Frequently Asked Questions
Is psoriasis considered a pre-existing condition for insurance?
Yes. If you had psoriasis before taking out a private health insurance policy, it's treated as a pre-existing condition. Most funds apply a 12-month waiting period before covering hospital treatment related to it. Medicare has no such waiting period.
Are biologics for psoriasis covered by Medicare?
Biologics are covered through the PBS, which sits alongside Medicare. You need a dermatologist or rheumatologist to apply for authority to prescribe under the PBS, and you need to meet clinical severity criteria. Once approved, your out-of-pocket cost drops to the standard PBS co-payment.

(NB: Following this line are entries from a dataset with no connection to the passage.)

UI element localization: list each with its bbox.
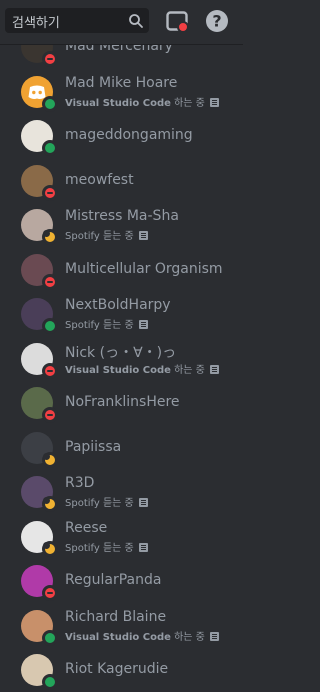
rich-presence-icon [138,231,148,240]
avatar[interactable] [21,387,58,423]
avatar[interactable] [21,476,58,512]
member-activity: Visual Studio Code 하는 중 [65,628,219,643]
member-activity: Visual Studio Code 하는 중 [65,94,219,109]
avatar[interactable] [21,609,58,646]
activity-suffix: 하는 중 [170,97,205,109]
inbox-icon[interactable] [166,10,188,32]
member-activity: Spotify 듣는 중 [65,227,148,242]
member-name: NoFranklinsHere [65,394,180,410]
activity-app-name: Visual Studio Code [65,364,171,376]
avatar[interactable] [21,75,58,112]
activity-text: Spotify 듣는 중 [65,542,134,554]
avatar[interactable] [21,253,58,290]
avatar[interactable] [21,120,58,156]
rich-presence-icon [138,498,148,507]
activity-app-name: Visual Studio Code [65,631,171,643]
status-dnd-icon [42,407,58,423]
status-online-icon [42,140,58,156]
member-name: NextBoldHarpy [65,297,171,313]
member-name: Mad Mike Hoare [65,74,178,91]
member-row[interactable]: mageddongaming [0,114,243,158]
activity-app-name: Visual Studio Code [65,97,171,109]
status-dnd-icon [42,51,58,67]
search-placeholder: 검색하기 [12,16,60,31]
member-row[interactable]: NextBoldHarpy Spotify 듣는 중 [0,292,243,336]
avatar[interactable] [21,431,58,468]
member-name: Reese [65,519,108,536]
member-row[interactable]: NoFranklinsHere [0,381,243,425]
status-online-icon [42,629,58,646]
member-name: meowfest [65,171,134,188]
status-dnd-icon [42,273,58,290]
member-row[interactable]: Multicellular Organism [0,248,243,292]
member-row[interactable]: Papiissa [0,426,243,470]
member-row[interactable]: R3D Spotify 듣는 중 [0,470,243,514]
status-idle-icon [42,451,58,468]
member-row[interactable]: Nick (っ・∀・)っ Visual Studio Code 하는 중 [0,337,243,381]
member-name: Riot Kagerudie [65,661,169,677]
avatar[interactable] [21,654,58,690]
activity-suffix: 하는 중 [170,631,205,643]
member-name: Mistress Ma-Sha [65,208,179,224]
member-row[interactable]: RegularPanda [0,559,243,603]
member-activity: Spotify 듣는 중 [65,316,148,331]
member-activity: Visual Studio Code 하는 중 [65,361,219,376]
status-dnd-icon [42,184,58,201]
activity-text: Spotify 듣는 중 [65,320,134,331]
member-name: Multicellular Organism [65,260,223,277]
member-row[interactable]: Richard Blaine Visual Studio Code 하는 중 [0,604,243,648]
activity-text: Spotify 듣는 중 [65,498,134,509]
member-row[interactable]: Reese Spotify 듣는 중 [0,515,243,559]
status-online-icon [42,95,58,112]
activity-suffix: 하는 중 [170,364,205,376]
help-icon[interactable]: ? [205,9,229,33]
avatar[interactable] [21,164,58,201]
member-name: Nick (っ・∀・)っ [65,344,177,361]
member-name: Papiissa [65,438,122,455]
member-row[interactable]: Mistress Ma-Sha Spotify 듣는 중 [0,203,243,247]
status-online-icon [42,318,58,334]
status-idle-icon [42,496,58,512]
rich-presence-icon [138,542,148,552]
status-dnd-icon [42,585,58,601]
member-name: mageddongaming [65,127,193,143]
search-icon [129,14,143,28]
member-row[interactable]: Mad Mike Hoare Visual Studio Code 하는 중 [0,70,243,114]
status-online-icon [42,674,58,690]
search-input[interactable]: 검색하기 [5,8,149,33]
status-dnd-icon [42,362,58,379]
member-name: Richard Blaine [65,608,167,625]
status-idle-icon [42,540,58,557]
avatar[interactable] [21,520,58,557]
member-name: RegularPanda [65,572,162,588]
top-bar: 검색하기 ? [0,0,243,45]
avatar[interactable] [21,209,58,245]
svg-text:?: ? [212,12,221,31]
rich-presence-icon [209,97,219,107]
avatar[interactable] [21,342,58,379]
member-name: R3D [65,475,95,491]
rich-presence-icon [138,320,148,329]
member-row[interactable]: meowfest [0,159,243,203]
avatar[interactable] [21,565,58,601]
status-idle-icon [42,229,58,245]
rich-presence-icon [209,631,219,641]
avatar[interactable] [21,298,58,334]
rich-presence-icon [209,364,219,374]
member-activity: Spotify 듣는 중 [65,494,148,509]
member-activity: Spotify 듣는 중 [65,539,148,554]
activity-text: Spotify 듣는 중 [65,231,134,242]
member-row[interactable]: Riot Kagerudie [0,648,243,692]
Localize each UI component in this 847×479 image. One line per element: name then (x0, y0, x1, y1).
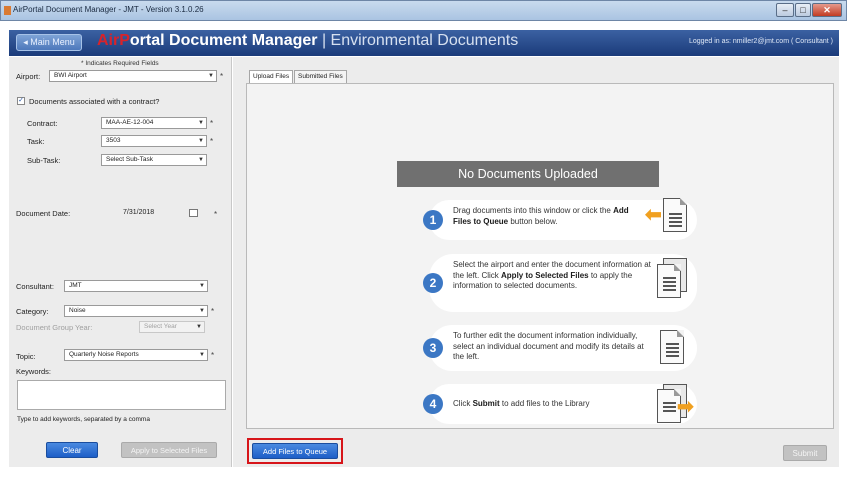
required-marker: * (220, 72, 224, 81)
task-label: Task: (27, 137, 45, 146)
chevron-down-icon: ▼ (199, 308, 205, 314)
consultant-value: JMT (69, 282, 82, 289)
arrow-left-icon: ⬅ (645, 204, 662, 226)
document-group-year-label: Document Group Year: (16, 323, 93, 332)
file-drop-area[interactable]: No Documents Uploaded 1 Drag documents i… (246, 83, 834, 429)
contract-checkbox[interactable]: ✓ (17, 97, 25, 105)
category-value: Noise (69, 307, 86, 314)
maximize-icon[interactable]: □ (795, 3, 811, 17)
category-label: Category: (16, 307, 49, 316)
document-date-field[interactable]: 7/31/2018 (123, 207, 173, 219)
topic-label: Topic: (16, 352, 36, 361)
minimize-icon[interactable]: – (776, 3, 794, 17)
brand-separator: | (317, 32, 331, 49)
consultant-select[interactable]: JMT ▼ (64, 280, 208, 292)
chevron-down-icon: ▼ (199, 352, 205, 358)
contract-value: MAA-AE-12-004 (106, 119, 154, 126)
consultant-label: Consultant: (16, 282, 54, 291)
required-marker: * (211, 351, 215, 360)
app-header: ◂ Main Menu AirPortal Document Manager |… (9, 30, 839, 56)
brand-logo-air: AirP (97, 32, 130, 49)
airport-label: Airport: (16, 72, 41, 81)
upload-panel: Upload Files Submitted Files No Document… (233, 57, 839, 467)
document-edit-icon (660, 330, 684, 364)
required-note: * Indicates Required Fields (81, 60, 159, 67)
category-select[interactable]: Noise ▼ (64, 305, 208, 317)
airport-select[interactable]: BWI Airport ▼ (49, 70, 217, 82)
main-menu-button[interactable]: ◂ Main Menu (16, 34, 82, 51)
task-select[interactable]: 3503 ▼ (101, 135, 207, 147)
brand-name: ortal Document Manager (129, 32, 318, 49)
window-titlebar: AirPortal Document Manager - JMT - Versi… (0, 0, 847, 21)
required-marker: * (211, 307, 215, 316)
task-value: 3503 (106, 137, 121, 144)
close-icon[interactable]: ✕ (812, 3, 842, 17)
submit-button[interactable]: Submit (783, 445, 827, 461)
apply-to-selected-files-button[interactable]: Apply to Selected Files (121, 442, 217, 458)
app-title: AirPortal Document Manager | Environment… (97, 32, 518, 50)
step-number: 3 (423, 338, 443, 358)
contract-select[interactable]: MAA-AE-12-004 ▼ (101, 117, 207, 129)
document-info-panel: * Indicates Required Fields Airport: BWI… (9, 57, 232, 467)
required-marker: * (210, 137, 214, 146)
airport-value: BWI Airport (54, 72, 87, 79)
step-number: 2 (423, 273, 443, 293)
keywords-label: Keywords: (16, 367, 52, 376)
chevron-down-icon: ▼ (196, 324, 202, 330)
required-marker: * (210, 119, 214, 128)
contract-checkbox-label: Documents associated with a contract? (29, 97, 160, 106)
tab-upload-files[interactable]: Upload Files (249, 70, 294, 84)
subtask-value: Select Sub-Task (106, 156, 153, 163)
instruction-step-3: 3 To further edit the document informati… (423, 325, 697, 371)
tab-submitted-files[interactable]: Submitted Files (294, 70, 347, 83)
calendar-icon[interactable] (189, 209, 198, 217)
chevron-down-icon: ▼ (198, 120, 204, 126)
document-group-year-select[interactable]: Select Year ▼ (139, 321, 205, 333)
step-text: To further edit the document information… (453, 331, 644, 361)
subtask-select[interactable]: Select Sub-Task ▼ (101, 154, 207, 166)
document-group-year-value: Select Year (144, 323, 177, 330)
app-icon (4, 6, 11, 15)
step-number: 1 (423, 210, 443, 230)
chevron-down-icon: ▼ (208, 73, 214, 79)
step-text: Drag documents into this window or click… (453, 206, 629, 226)
empty-state-title: No Documents Uploaded (397, 161, 659, 187)
arrow-right-icon: ➡ (677, 396, 694, 418)
step-text: Select the airport and enter the documen… (453, 260, 651, 290)
document-add-icon (663, 198, 687, 232)
window-controls: – □ ✕ (776, 3, 842, 17)
contract-label: Contract: (27, 119, 58, 128)
topic-value: Quarterly Noise Reports (69, 351, 139, 358)
required-marker: * (214, 210, 218, 219)
document-date-label: Document Date: (16, 209, 71, 218)
chevron-down-icon: ▼ (198, 157, 204, 163)
step-number: 4 (423, 394, 443, 414)
subtask-label: Sub-Task: (27, 156, 61, 165)
document-icon (657, 264, 681, 298)
add-files-to-queue-button[interactable]: Add Files to Queue (252, 443, 338, 459)
topic-select[interactable]: Quarterly Noise Reports ▼ (64, 349, 208, 361)
chevron-down-icon: ▼ (198, 138, 204, 144)
window-title: AirPortal Document Manager - JMT - Versi… (13, 5, 204, 14)
section-title: Environmental Documents (330, 32, 519, 49)
keywords-input[interactable] (17, 380, 226, 410)
chevron-down-icon: ▼ (199, 283, 205, 289)
keywords-hint: Type to add keywords, separated by a com… (17, 416, 150, 423)
clear-button[interactable]: Clear (46, 442, 98, 458)
login-status: Logged in as: nmiller2@jmt.com ( Consult… (688, 38, 833, 45)
add-files-highlight: Add Files to Queue (247, 438, 343, 464)
step-text: Click Submit to add files to the Library (453, 399, 590, 408)
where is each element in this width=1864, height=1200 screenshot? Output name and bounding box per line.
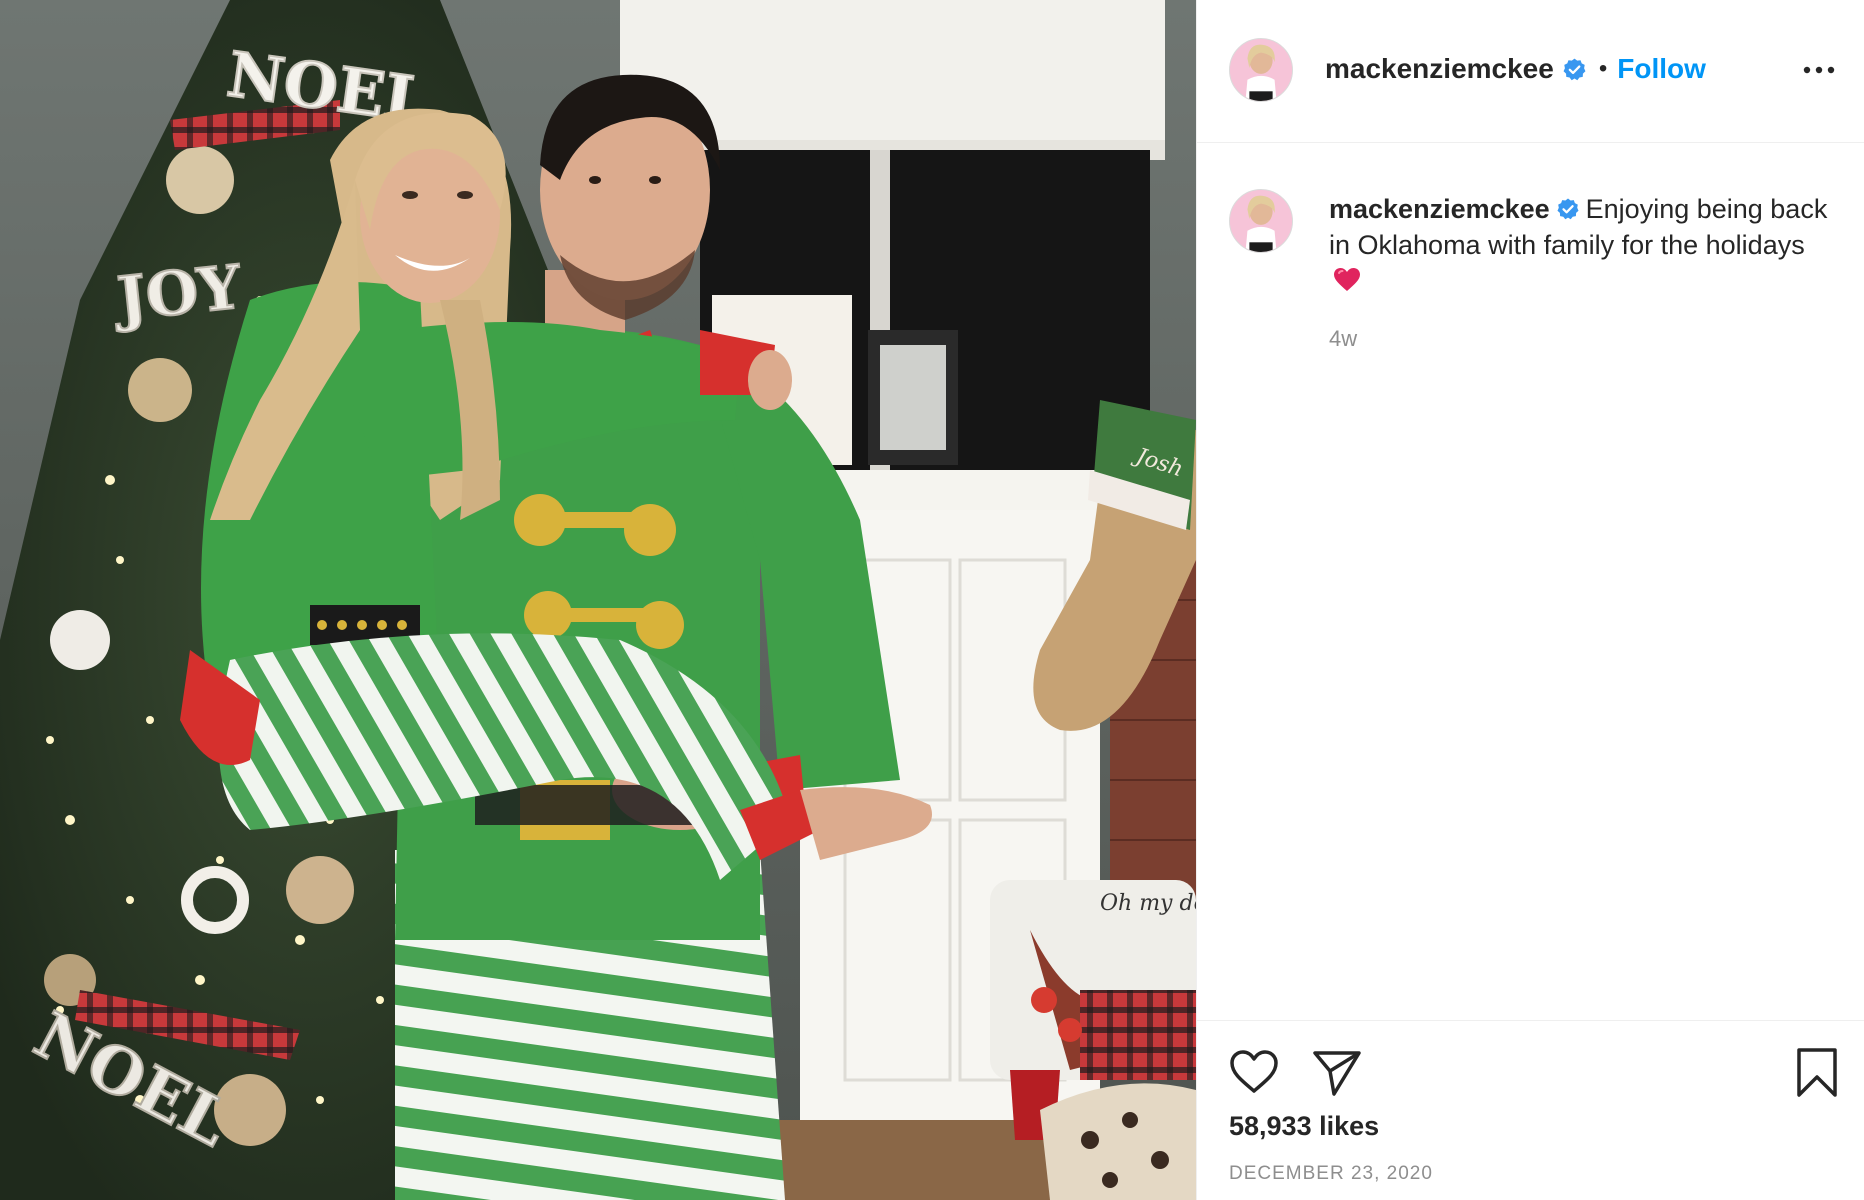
- caption-username[interactable]: mackenziemckee: [1329, 194, 1550, 224]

Does private health insurance cover phototherapy for psoriasis?
In-clinic phototherapy is covered by Medicare when referred by a specialist. If you require a hospital admission for an intensive phototherapy course, private hospital cover may apply. Home phototherapy units aren't covered by either.
Can psoriasis affect my life insurance premiums?
Psoriasis alone rarely affects life insurance premiums significantly. Psoriatic arthritis or cardiovascular conditions associated with psoriasis are more likely to be loaded or excluded. Always disclose your full medical history accurately when applying.
What score do I need to access PBS biologics for psoriasis?
The main criteria include a PASI score of 15 or higher, or body surface area involvement of 10% or more, or severe involvement of a special area such as the face, hands, feet, or genitals [4]. Your dermatologist will assess and document this to support the PBS application.
What to Do Now
Book a GP appointment if you haven't had your psoriasis formally assessed recently. Ask for a referral to a dermatologist if your current treatment isn't working.
When you see the dermatologist, ask them to formally score your disease severity so that PBS access is documented from the start. Then check your private health insurance policy, specifically what it pays toward specialist consultations and hospital admissions, and decide whether your current tier is worth keeping or upgrading.
Those four steps put you in the best position to access the treatments that actually work without paying more than you need to.